In einem Laden mit großen Schaufenstern, über denen in großen Buchstaben der Name der Fahrschule steht, die hier wohl bis vor nicht allzu langer Zeit ihrem Geschäft nachging, liegt, den gesamten Innenraum einnehmend, ein Windsurfbrett in dramatischer Schieflage. Das Licht brennt, die Tür ist zu, es regnet in Strömen. Der Buchstabe „V“ im Logo der Fahrschule ist zu einem Vorfahrt-Gewähren-Schild stilisiert und seine Vorsicht gebietende Dreiecksform findet im Segel des Windsurfbretts ein dynamisches Gegenüber. Nur durch den sich in der Decke verkeilten Mast scheint das Surfbrett vor dem endgültigen Umkippen bewahrt zu werden. Allem Anschein nach wurde es kaum benutzt, bevor man es in die stillgelegte Fahrschule transportierte. Ich denke an die großstädtischen Laptop- Cafés, die sich in ehemaligen Fachgeschäften befinden und nach dem Auszug der Vormieter, den verbliebenen Schriftzug über dem Laden nicht entfernten, sondern ganz selbstverständlich, zu einer wertvollen Komponente ihrer vielschichtigen Gastro-Identität machten. Mich hat das schon immer gestört, nicht aus einem allgemeinen Pessimismus gegenüber dem Zeitgenössischen, sondern wegen der plumpen Fehlinformation, die Menschen bewusst in die Irre führen will. Ich war auf der Suche nach einer geeigneten Fahrschule und stehe nun vor Noah Barkers zweiten Kölner Einzelausstellung. Es sieht so aus, als befände sich nicht mehr in der Galerie, als das schiefe Windsurfbrett. Mit Mühe entziffere ich den auf dem Fenstersims liegenden Pressetext und finde heraus, dass dieses Windsurfbrett nach den Entwürfen von James R. Drake gebaut wurde. In nebenberuflicher Tätigkeit hatte Drake 1967 das Windsurfen erfunden, während er hauptberuflich den Fortschritt der US-amerikanischen Luftwaffentechnik prägte. Sowohl sein Hobby als auch seinen Beruf übte er im Auftrag oder mit Unterstützung der berüchtigten RAND Corporation aus. Diese, für die 60er Jahre charakteristische Vermischung von Interessen, scheint mir unbedeutend, angesichts der Tatsache, dass ein Künstler aus New York im Auftrag einer in Mexico City ansässigen Galerie, zeitgleich mit der ältesten Kunstmesse der Welt, ein nagelneues Windsurfbrett in den Geschäftsräumen einer Kölner Fahrschule abstellt und dabei hofft, auf offene Ohren zu treffen. Neben dem Pressetext liegt das aufgeschlagene Gästebuch. Ich lese meinen eigenen Namen.

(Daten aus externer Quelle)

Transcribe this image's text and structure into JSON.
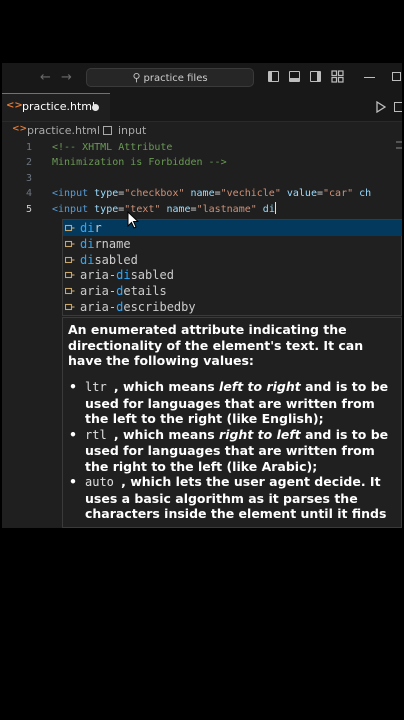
{
  "titlebar": {
    "back_arrow": "←",
    "forward_arrow": "→",
    "search_text": "practice files"
  },
  "tab": {
    "icon_text": "<>",
    "label": "practice.html"
  },
  "breadcrumb": {
    "file": "practice.html",
    "separator": "›",
    "node": "input"
  },
  "code_lines": [
    {
      "n": "1",
      "segments": [
        {
          "c": "comment",
          "t": "<!-- XHTML Attribute"
        }
      ]
    },
    {
      "n": "2",
      "segments": [
        {
          "c": "comment",
          "t": "Minimization is Forbidden -->"
        }
      ]
    },
    {
      "n": "3",
      "segments": []
    },
    {
      "n": "4",
      "segments": [
        {
          "c": "tag",
          "t": "<input "
        },
        {
          "c": "attr",
          "t": "type"
        },
        {
          "c": "text",
          "t": "="
        },
        {
          "c": "str",
          "t": "\"checkbox\" "
        },
        {
          "c": "attr",
          "t": "name"
        },
        {
          "c": "text",
          "t": "="
        },
        {
          "c": "str",
          "t": "\"vechicle\" "
        },
        {
          "c": "attr",
          "t": "value"
        },
        {
          "c": "text",
          "t": "="
        },
        {
          "c": "str",
          "t": "\"car\" "
        },
        {
          "c": "attr",
          "t": "ch"
        }
      ]
    },
    {
      "n": "5",
      "segments": [
        {
          "c": "tag",
          "t": "<input "
        },
        {
          "c": "attr",
          "t": "type"
        },
        {
          "c": "text",
          "t": "="
        },
        {
          "c": "str",
          "t": "\"text\" "
        },
        {
          "c": "attr",
          "t": "name"
        },
        {
          "c": "text",
          "t": "="
        },
        {
          "c": "str",
          "t": "\"lastname\" "
        },
        {
          "c": "attr",
          "t": "di"
        }
      ]
    }
  ],
  "suggestions": [
    {
      "pre": "",
      "match": "di",
      "post": "r",
      "selected": true
    },
    {
      "pre": "",
      "match": "di",
      "post": "rname",
      "selected": false
    },
    {
      "pre": "",
      "match": "di",
      "post": "sabled",
      "selected": false
    },
    {
      "pre": "aria-",
      "match": "di",
      "post": "sabled",
      "selected": false
    },
    {
      "pre": "aria-",
      "match": "d",
      "post": "etails",
      "selected": false
    },
    {
      "pre": "aria-",
      "match": "d",
      "post": "escribedby",
      "selected": false
    }
  ],
  "details": {
    "intro": "An enumerated attribute indicating the directionality of the element's text. It can have the following values:",
    "items": [
      {
        "code": "ltr",
        "a": ", which means ",
        "em": "left to right",
        "b": " and is to be used for languages that are written from the left to the right (like English);"
      },
      {
        "code": "rtl",
        "a": ", which means ",
        "em": "right to left",
        "b": " and is to be used for languages that are written from the right to the left (like Arabic);"
      },
      {
        "code": "auto",
        "a": ", which lets the user agent decide. It uses a basic algorithm as it parses the characters inside the element until it finds a",
        "em": "",
        "b": ""
      }
    ]
  },
  "colors": {
    "accent": "#3b7bd4",
    "selection": "#04395e",
    "match": "#2aaaff",
    "html_icon": "#e37933"
  }
}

In a store with large display windows, above which the name of the driving school that was probably in business here until not so long ago is written in large letters, a windsurfing board lies dramatically askew, taking up the whole of the interior. The lights are on, the door is closed, and it’s pouring rain. The letter ‘V’ in the driving school’s logo has been stylized into a yield sign, and its cautioning triangular shape is dynamically contrasted by the windsurfing board’s sail. Only its mast wedged against the ceiling seems to have saved the board from completely tipping over. By all appearances the board seems to hardly have been used before it was transported to this inoperative driving school. I think of the urban laptop cafés located in what were formerly specialized stores and, after the previous tenants moved out, chose not to remove the leftover lettering above the store, but quite naturally turned it into a valuable element in their multi-layered gastro identity. This has always bothered me, not because of a general pessimism towards the contemporary, but because such false information deliberately misleads people. I was looking for a decent driving school but now stand in front of Noah Barker’s second solo exhibition in Cologne. It looks as if there is nothing in the gallery apart from the crooked windsurfing board. With difficulty I read the press release on the windowsill and learn that this windsurfing board was designed by James R. Drake. In 1967, as a sideline to his main job shaping the progress of US Air Force technology, Drake invented windsurfing. He practiced both his hobby and his profession on behalf of or with the support of the infamous RAND Corporation. This mix of interests, characteristic of the 1960s, seems insignificant to me in view of the fact that an artist from New York, commissioned by a gallery based in Mexico City, coinciding with the oldest art fair in the world, would place a brand-new windsurfing board in the offices of a Cologne driving school, hoping to find a sympathetic audience. Next to the press release I see the open guest book. I make out my own name.

Space N.N., München

Béla Juttner
Your solid life
10.11.2023 – 05.01.2024

Um das Eindringen von menschlichen Akteuren und um etwaigen Vandalismus oder zu Schaden kommen von Personen zu verhindern, ist der Zugang zu einem Stück Land an der S-Bahn Strecke abgezäunt. Hier haben nun kleinere Lebewesen die Chance auf Entfaltung, da die störenden und zuweilen gefährlichen Menschen ausgeschlossen sind. Dieses so entstandene Reservat ist keineswegs aus Gründen des Tierschutzes entstanden, sondern eben aus der Selbstbeschneidung menschlicher Bewegungsräume aus Sicherheitsbedenken für eben jene. Aus entlegener und nicht gerade pittoresker Lage evoziert sich ein Raum menschlichen Desinteresses, das den nun dort angesiedelten Hasen ein fruchtbares Habitat bietet. Friseur und Verbindung. Nicht schlagen, nur schneiden. Ich bin mir sicher, keine von beiden tragen Tabi-Boots. Großer Zeh, abgetrennt von den kleinen Nachbarn. Ein Oberteil, das Netzwerk suggeriert, vielleicht sogar ein Rhizom? Alles ist connected! Nur eben das Oberteil ohne Unterteil, Harnisch, der Schutz bietet in der Verzweigung der Stile und entschiedene Haltung als vulgäres Konstrukt erscheinen lässt.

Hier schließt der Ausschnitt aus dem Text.